My goal is to create two random samples of size 100 from the original_table
such that the mean of age is normally distributed around 25, and height average is close to 175. Basically, a person with age 25 and height 175 has the highest chance of being in the tables, but not guaranteed.
Upvotes: 0
Views: 49
Reputation: 565
The trick is to find the normal distribution function from other languages, and then convert it to mysql syntax.

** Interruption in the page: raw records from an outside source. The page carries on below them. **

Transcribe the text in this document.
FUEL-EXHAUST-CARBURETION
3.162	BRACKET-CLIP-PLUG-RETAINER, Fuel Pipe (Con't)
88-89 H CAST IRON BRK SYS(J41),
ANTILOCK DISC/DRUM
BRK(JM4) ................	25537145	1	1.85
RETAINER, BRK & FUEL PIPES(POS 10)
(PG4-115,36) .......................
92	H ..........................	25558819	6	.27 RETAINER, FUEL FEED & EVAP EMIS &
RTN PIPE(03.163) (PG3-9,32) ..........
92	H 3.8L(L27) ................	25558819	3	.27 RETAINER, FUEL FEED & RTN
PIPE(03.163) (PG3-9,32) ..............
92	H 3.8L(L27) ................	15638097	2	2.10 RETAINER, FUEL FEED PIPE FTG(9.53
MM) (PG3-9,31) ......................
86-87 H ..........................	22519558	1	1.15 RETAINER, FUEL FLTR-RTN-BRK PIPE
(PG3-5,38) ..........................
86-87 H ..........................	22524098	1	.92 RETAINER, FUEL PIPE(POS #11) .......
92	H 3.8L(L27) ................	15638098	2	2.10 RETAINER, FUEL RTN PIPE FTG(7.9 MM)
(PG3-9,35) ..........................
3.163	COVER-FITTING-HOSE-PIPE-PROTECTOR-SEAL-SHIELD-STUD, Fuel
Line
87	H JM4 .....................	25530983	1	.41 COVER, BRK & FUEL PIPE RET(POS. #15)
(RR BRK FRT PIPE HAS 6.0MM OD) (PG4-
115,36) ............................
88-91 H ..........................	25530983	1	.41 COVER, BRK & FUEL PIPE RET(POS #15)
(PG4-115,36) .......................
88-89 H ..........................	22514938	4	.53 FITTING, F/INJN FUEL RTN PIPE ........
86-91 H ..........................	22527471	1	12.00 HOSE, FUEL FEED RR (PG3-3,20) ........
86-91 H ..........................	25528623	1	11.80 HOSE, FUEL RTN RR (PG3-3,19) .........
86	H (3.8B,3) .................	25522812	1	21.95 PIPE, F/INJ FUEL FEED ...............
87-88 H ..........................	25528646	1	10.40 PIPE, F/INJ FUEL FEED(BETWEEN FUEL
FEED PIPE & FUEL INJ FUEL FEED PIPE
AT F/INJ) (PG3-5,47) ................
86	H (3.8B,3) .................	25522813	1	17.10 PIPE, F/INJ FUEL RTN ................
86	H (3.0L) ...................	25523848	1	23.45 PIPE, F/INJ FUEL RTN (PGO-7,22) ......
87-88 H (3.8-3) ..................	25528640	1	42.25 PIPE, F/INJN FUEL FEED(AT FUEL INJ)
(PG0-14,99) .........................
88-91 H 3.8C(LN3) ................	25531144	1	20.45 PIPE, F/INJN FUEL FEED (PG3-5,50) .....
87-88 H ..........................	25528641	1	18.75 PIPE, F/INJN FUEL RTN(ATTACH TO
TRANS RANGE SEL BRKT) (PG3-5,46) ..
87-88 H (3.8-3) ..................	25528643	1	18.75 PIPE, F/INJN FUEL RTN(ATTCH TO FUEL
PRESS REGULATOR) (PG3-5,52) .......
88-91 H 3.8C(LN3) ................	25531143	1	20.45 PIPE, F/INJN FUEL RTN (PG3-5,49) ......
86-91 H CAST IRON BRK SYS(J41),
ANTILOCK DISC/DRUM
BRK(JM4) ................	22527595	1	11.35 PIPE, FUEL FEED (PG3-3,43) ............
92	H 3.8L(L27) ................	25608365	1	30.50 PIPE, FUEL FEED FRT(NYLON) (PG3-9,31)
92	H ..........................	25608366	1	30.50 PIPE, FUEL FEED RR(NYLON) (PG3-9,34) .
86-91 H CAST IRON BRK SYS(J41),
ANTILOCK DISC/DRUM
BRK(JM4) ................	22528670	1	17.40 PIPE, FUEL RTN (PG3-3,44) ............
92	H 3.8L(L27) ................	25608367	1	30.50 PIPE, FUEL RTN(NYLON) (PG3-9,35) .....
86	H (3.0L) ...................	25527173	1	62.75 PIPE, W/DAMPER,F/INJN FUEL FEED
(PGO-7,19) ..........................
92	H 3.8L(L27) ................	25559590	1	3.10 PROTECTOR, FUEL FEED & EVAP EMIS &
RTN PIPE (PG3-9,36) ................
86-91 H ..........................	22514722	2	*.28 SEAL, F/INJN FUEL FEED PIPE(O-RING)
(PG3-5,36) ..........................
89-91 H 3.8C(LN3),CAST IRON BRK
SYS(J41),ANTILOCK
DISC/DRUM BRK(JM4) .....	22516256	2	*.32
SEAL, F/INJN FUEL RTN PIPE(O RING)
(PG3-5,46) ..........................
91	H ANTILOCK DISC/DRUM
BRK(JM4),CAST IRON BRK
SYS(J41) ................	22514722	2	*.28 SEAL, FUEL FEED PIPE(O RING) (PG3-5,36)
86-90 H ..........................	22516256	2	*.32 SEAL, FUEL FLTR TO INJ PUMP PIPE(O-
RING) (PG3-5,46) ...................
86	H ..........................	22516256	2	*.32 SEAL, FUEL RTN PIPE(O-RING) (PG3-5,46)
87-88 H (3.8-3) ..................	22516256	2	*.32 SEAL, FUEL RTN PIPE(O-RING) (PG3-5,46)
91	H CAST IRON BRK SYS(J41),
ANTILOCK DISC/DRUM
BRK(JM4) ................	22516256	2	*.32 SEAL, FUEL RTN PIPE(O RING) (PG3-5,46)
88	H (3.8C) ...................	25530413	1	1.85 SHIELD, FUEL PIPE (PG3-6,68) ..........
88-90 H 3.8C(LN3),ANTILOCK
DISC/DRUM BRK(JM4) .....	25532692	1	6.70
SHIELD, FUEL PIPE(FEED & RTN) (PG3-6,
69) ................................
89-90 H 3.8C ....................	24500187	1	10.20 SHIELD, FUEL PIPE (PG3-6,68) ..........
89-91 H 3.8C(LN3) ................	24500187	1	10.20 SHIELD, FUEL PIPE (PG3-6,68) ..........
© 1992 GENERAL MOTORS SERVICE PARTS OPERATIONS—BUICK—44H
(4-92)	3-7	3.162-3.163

For example, convert from the following java code to mysql
//java.util.Random
synchronized public double nextGaussian() {
// See Knuth, ACP, Section 3.4.1 Algorithm C.
if (haveNextNextGaussian) {
haveNextNextGaussian = false;
return nextNextGaussian;
} else {
double v1, v2, s;
do {
v1 = 2 * nextDouble() - 1; // between -1 and 1
v2 = 2 * nextDouble() - 1; // between -1 and 1
s = v1 * v1 + v2 * v2;
} while (s >= 1 || s == 0);
double multiplier = StrictMath.sqrt(-2 * StrictMath.log(s)/s);
nextNextGaussian = v2 * multiplier;
haveNextNextGaussian = true;
return v1 * multiplier;
}
}
with recursive t0(v1, v2, s, num1, num2, rn) as (
select @v1:= rand() * 2 - 1,
@v2:= rand() * 2 - 1,
@s:= @v1*@v1 + @v2*@v2,
sqrt(-2 * log(@s) / (@s)) * @v1,
sqrt(-2 * log(@s) / (@s)) * @v2,
@rn:=case when @s < 1 and @s > 0 then 1 else 0 end
union all
select @v1:= rand() * 2 - 1,
@v2:= rand() * 2 - 1,
@s:= @v1*@v1 + @v2*@v2,
sqrt(-2 * log(@s) / (@s)) * @v1,
sqrt(-2 * log(@s) / (@s)) * @v2,
@rn:=case when @s < 1 and @s > 0 then 1 else 0 end + @rn
from t0
where @rn < 100
)
select 175 + t1.num1 * 10,
175 + t1.num2 * 10,
25 + t1.num1 * 8,
25 + t1.num2 * 8
from t0 t1
where t1.num1 is not null
order by t1.num1
;
Upvotes: 1